The usage of Big Data to inform all aspects of our lives, with and without our knowledge, matters not just because it dictates the life chances that are presented or denied to us. It also matters because the artificial intelligence systems that are being developed and deployed are learning from the data is collected. And those AI systems, themselves, can be biased and inaccessible to third-party audit.
Corporations are increasingly the substitutes for core state institutions. And as they collect and analyze data in bulk and hide away their methods of presenting data on behalf of states (or in lieu of past state institutions) the public is left vulnerable not just to corporate malice, but disinterest. Worse, this is a kind of disinterest that is difficult to challenge in the absence of laws compelling corporate transparency.
Chris (who I’m reblogging this from) is one of the smartest people I know, and since grad school he’s been the #1 person I’d listen to when it comes to technology, privacy, and the like. This is really, really crucial stuff.
Data is a weapon that has it’s own biases. It’s a weapon that can be used for both good and evil, but more often looks exactly like the people wielding it.

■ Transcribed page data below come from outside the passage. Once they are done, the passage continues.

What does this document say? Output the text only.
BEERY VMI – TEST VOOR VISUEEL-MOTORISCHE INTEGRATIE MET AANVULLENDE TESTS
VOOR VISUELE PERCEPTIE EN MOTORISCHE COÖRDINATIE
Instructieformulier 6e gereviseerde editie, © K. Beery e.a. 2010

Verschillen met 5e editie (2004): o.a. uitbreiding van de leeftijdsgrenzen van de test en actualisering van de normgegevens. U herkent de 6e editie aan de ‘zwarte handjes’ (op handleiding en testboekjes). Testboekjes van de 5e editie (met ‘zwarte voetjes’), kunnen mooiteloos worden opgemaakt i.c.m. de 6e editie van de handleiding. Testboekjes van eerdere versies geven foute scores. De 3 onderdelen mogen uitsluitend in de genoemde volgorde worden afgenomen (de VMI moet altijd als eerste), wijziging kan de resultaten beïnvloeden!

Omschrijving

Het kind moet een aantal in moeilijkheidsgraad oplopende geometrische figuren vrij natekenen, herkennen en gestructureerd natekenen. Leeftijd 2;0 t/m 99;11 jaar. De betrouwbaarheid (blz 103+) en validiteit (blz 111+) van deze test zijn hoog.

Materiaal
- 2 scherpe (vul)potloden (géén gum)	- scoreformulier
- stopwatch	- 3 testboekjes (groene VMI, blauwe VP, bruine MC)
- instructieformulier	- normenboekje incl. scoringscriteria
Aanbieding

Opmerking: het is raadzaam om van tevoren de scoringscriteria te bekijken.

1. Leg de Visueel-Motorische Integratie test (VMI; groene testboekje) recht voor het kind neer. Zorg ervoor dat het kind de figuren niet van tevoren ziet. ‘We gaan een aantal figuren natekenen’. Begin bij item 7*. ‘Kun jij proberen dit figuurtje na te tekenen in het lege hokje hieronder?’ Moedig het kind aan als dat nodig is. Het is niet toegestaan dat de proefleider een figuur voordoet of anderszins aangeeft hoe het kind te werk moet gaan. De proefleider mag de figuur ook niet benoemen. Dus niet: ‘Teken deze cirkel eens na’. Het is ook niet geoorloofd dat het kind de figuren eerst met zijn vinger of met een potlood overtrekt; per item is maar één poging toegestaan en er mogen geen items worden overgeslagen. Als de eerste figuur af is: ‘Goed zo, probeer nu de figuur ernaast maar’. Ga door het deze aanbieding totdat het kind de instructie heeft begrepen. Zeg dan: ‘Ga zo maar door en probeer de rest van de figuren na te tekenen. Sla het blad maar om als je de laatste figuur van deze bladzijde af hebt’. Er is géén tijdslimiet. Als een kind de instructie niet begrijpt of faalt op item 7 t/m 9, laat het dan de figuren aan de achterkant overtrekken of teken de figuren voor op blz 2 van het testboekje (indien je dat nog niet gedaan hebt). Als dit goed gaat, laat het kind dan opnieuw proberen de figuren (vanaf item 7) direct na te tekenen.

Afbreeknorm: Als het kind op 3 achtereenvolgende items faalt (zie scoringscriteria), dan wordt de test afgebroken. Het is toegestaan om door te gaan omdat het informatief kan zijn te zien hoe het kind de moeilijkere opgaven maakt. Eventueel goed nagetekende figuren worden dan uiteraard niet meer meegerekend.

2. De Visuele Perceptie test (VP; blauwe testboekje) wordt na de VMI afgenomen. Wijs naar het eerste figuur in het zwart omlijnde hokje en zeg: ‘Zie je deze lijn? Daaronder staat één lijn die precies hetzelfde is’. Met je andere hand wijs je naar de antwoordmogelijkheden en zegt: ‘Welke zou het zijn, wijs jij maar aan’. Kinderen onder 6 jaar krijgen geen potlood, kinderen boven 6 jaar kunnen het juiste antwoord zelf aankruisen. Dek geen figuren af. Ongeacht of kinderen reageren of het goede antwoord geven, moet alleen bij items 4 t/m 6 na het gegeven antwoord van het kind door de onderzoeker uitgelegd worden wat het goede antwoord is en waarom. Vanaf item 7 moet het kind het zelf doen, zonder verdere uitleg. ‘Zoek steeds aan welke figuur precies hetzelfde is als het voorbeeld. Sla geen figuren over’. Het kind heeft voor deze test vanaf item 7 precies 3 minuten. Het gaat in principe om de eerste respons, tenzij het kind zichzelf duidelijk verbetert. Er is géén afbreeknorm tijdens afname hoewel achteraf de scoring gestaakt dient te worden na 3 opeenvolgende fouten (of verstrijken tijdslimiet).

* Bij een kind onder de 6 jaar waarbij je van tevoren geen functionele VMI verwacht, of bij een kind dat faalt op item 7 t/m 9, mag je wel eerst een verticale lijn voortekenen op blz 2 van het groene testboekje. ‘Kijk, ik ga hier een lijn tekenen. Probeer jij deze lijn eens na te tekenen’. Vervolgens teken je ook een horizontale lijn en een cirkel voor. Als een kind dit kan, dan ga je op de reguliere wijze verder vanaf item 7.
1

As someone who builds the processes surrounding big data (along with the data generation), accuracy isn’t the most important part. Who you are is represented by numbers, and updating the numbers on the small scale, individually, don’t affect the whole. Your numbers, what ‘your value is’ to individual corporations isn’t meaningful, even if it’s wrong. What the system thinks of you is what you are. Because, to marketing, internal organizations, you’re dollar signs, or you’re a target audience that isn’t yet tapped.
Just remember what Target is capable of when it has access to your shopping history? A lot. While in many ways it’s good. Because it reduces waste, it eliminates inefficiency, it also reduces you to a set of decisions that you make, without knowing scenario data. As @quirksintech points out, you don’t have access to this data. There’s a lot of data that Amazon, Google, Apple, Target, Wal-Mart keeps on people that you’ll just never have access to, that you can’t audit. It’s not like disputing an entry on your credit score, which would have been the most likely analogy ten years ago.
This is a larger, more damning issue when you apply this to quantitative ranking of people. When you eliminate relationships, and locality, and again, look at people purely as numbers. As a software engineer, I’ll readily admit that there’s a lot of scenarios in Big Data where we can’t properly engineer solutions to deal with context in a lot of situations, and thus, we just ‘guess’, and create coefficients that hope to reduce some variance in data in order to make decisions on it that exist within an acceptable margin of error here.
But, if you’re stuck in the margin of error, you’re in the dark, you don’t know why you are, and often you have no recourse when you are, and it’s not a good investment of time for corporations to change it, because they’ve already decided that you’re within the acceptable margin of error.